日本地球惑星科学連合2019年大会

講演情報

[J] ポスター発表

セッション記号 P (宇宙惑星科学) » P-PS 惑星科学

[P-PS08] 月の科学と探査

2019年5月30日(木) 17:15 〜 18:30 ポスター会場 (幕張メッセ国際展示場 8ホール)

コンビーナ:長岡 央(宇宙航空研究開発機構)、鹿山 雅裕(東北大学大学院理学研究科地学専攻)、西野 真木(宇宙航空研究開発機構宇宙科学研究所)、諸田 智克(名古屋大学大学院環境学研究科)

[PPS08-P04] 深層学習を用いた月スワール探索

*岩渕 祐里佳1小川 佳子1 (1.会津大学)

キーワード:スワール、深層学習、月、自動検出、探査データ

Lunar swirls are winding high albedo patterns not-correlated with topography.They have irregular shapes, distributions, and various spatial scales. About 10 swirls have been discovered so far by visual inspection. However, it is expected there would be more swirls. We have been working on applying Deep Learning to automaticallyfind lunar swirls candidates of small-medium size especially.



The objective of this study is building and updating learning models for automatic identification of lunar swirls and evaluating the models. We aim to search for lunar swirls with Deep Learning. We set the target area in Mare Ingenii area (20°-50°S, 150°-180°E).
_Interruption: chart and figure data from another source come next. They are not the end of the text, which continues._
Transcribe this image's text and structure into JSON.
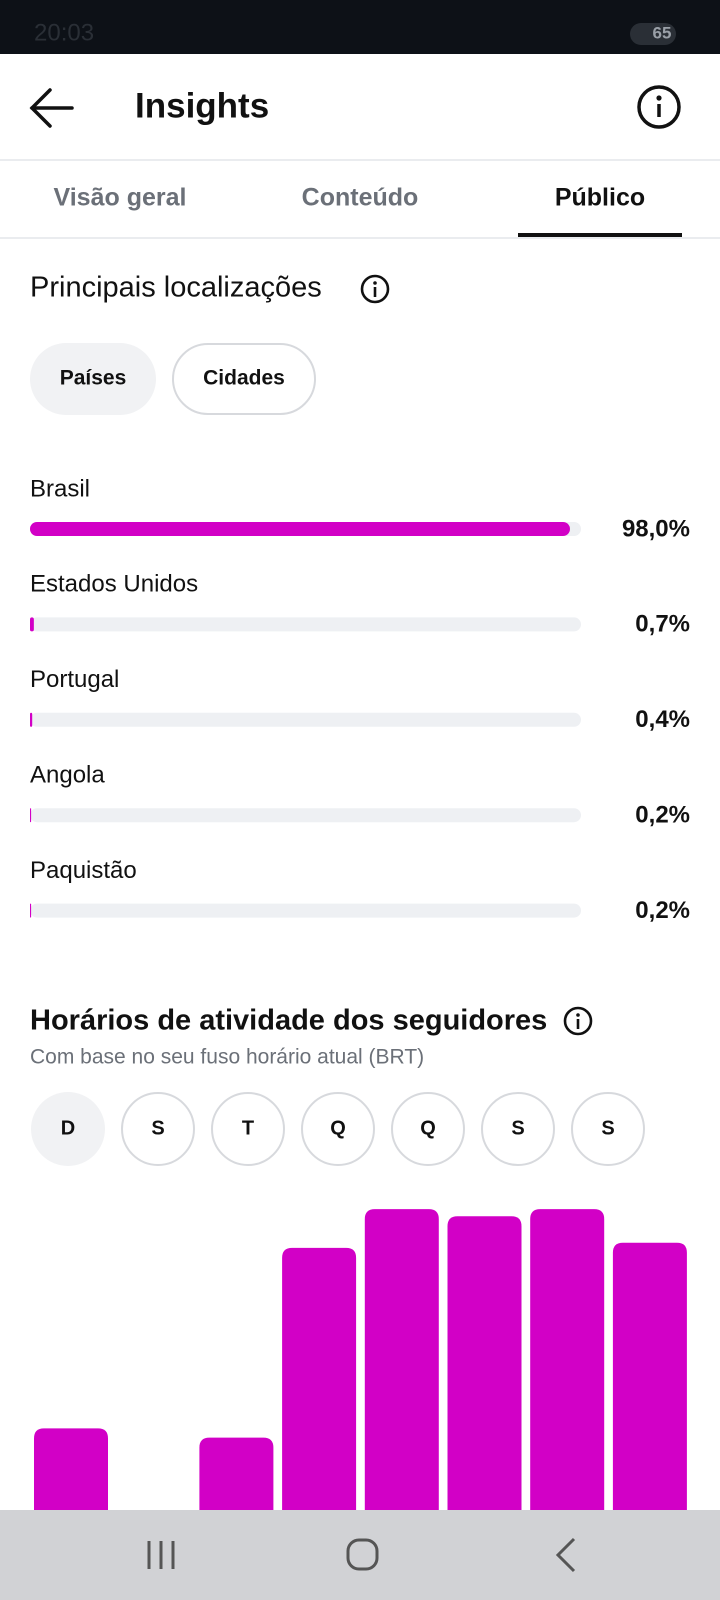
{
  "status_bar": {
    "time": "20:03",
    "battery": "65"
  },
  "header": {
    "title": "Insights"
  },
  "tabs": [
    "Visão geral",
    "Conteúdo",
    "Público"
  ],
  "location_filters": [
    "Países",
    "Cidades"
  ],
  "day_filters": [
    "D",
    "S",
    "T",
    "Q",
    "Q",
    "S",
    "S"
  ],
  "chart_data": [
    {
      "type": "hbar",
      "title": "Principais localizações",
      "categories": [
        "Brasil",
        "Estados Unidos",
        "Portugal",
        "Angola",
        "Paquistão"
      ],
      "values": [
        98.0,
        0.7,
        0.4,
        0.2,
        0.2
      ],
      "value_labels": [
        "98,0%",
        "0,7%",
        "0,4%",
        "0,2%",
        "0,2%"
      ],
      "color": "#d200c6",
      "xlim": [
        0,
        100
      ]
    },
    {
      "type": "bar",
      "title": "Horários de atividade dos seguidores",
      "subtitle": "Com base no seu fuso horário atual (BRT)",
      "categories": [
        null,
        null,
        null,
        null,
        null,
        null,
        null,
        null
      ],
      "values": [
        80,
        0,
        71,
        257,
        295,
        288,
        295,
        262
      ],
      "color": "#d200c6",
      "ylim": [
        0,
        300
      ]
    }
  ]
}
The point to identifying swirl is to distinguish albedo features (swirls) from shading patterns (non-swirls). Therefore, we allocated two kinds of data to the 3 bands in RGB image: Camera imager for R band, and topography data for G and B bands following Kato et al. [2018].As camera image, we use the Multi-band Imager (MI) data from Kaguya satellite. As for DEM data, the data of SLDEM2013 are used. By creating such unique “Combined Image”, we can combine different kinds of information collectively as one image.



We built learning models using the framework of Caffe. We increased variation and quantity of training data to collect data from all confirmed swirl areas and to rotate original images in 3 directions. Totally 212 images (each image covers 1 by 1 deg.) were used as training data. We prepared correct answer data in target area and conduct cross validation for evaluation of results and models. The model building and evaluation were sequentially cycled.



Running the latest learning model, we found 275 images as swirl candidate scenes out of 832 images in the Mare Ingenii. Focusing on True positive rate, the best swirl detection was performed by the learning model built based on training data set which increases variation and quantity of swirl images and ratio of swirl images to non-swirl images.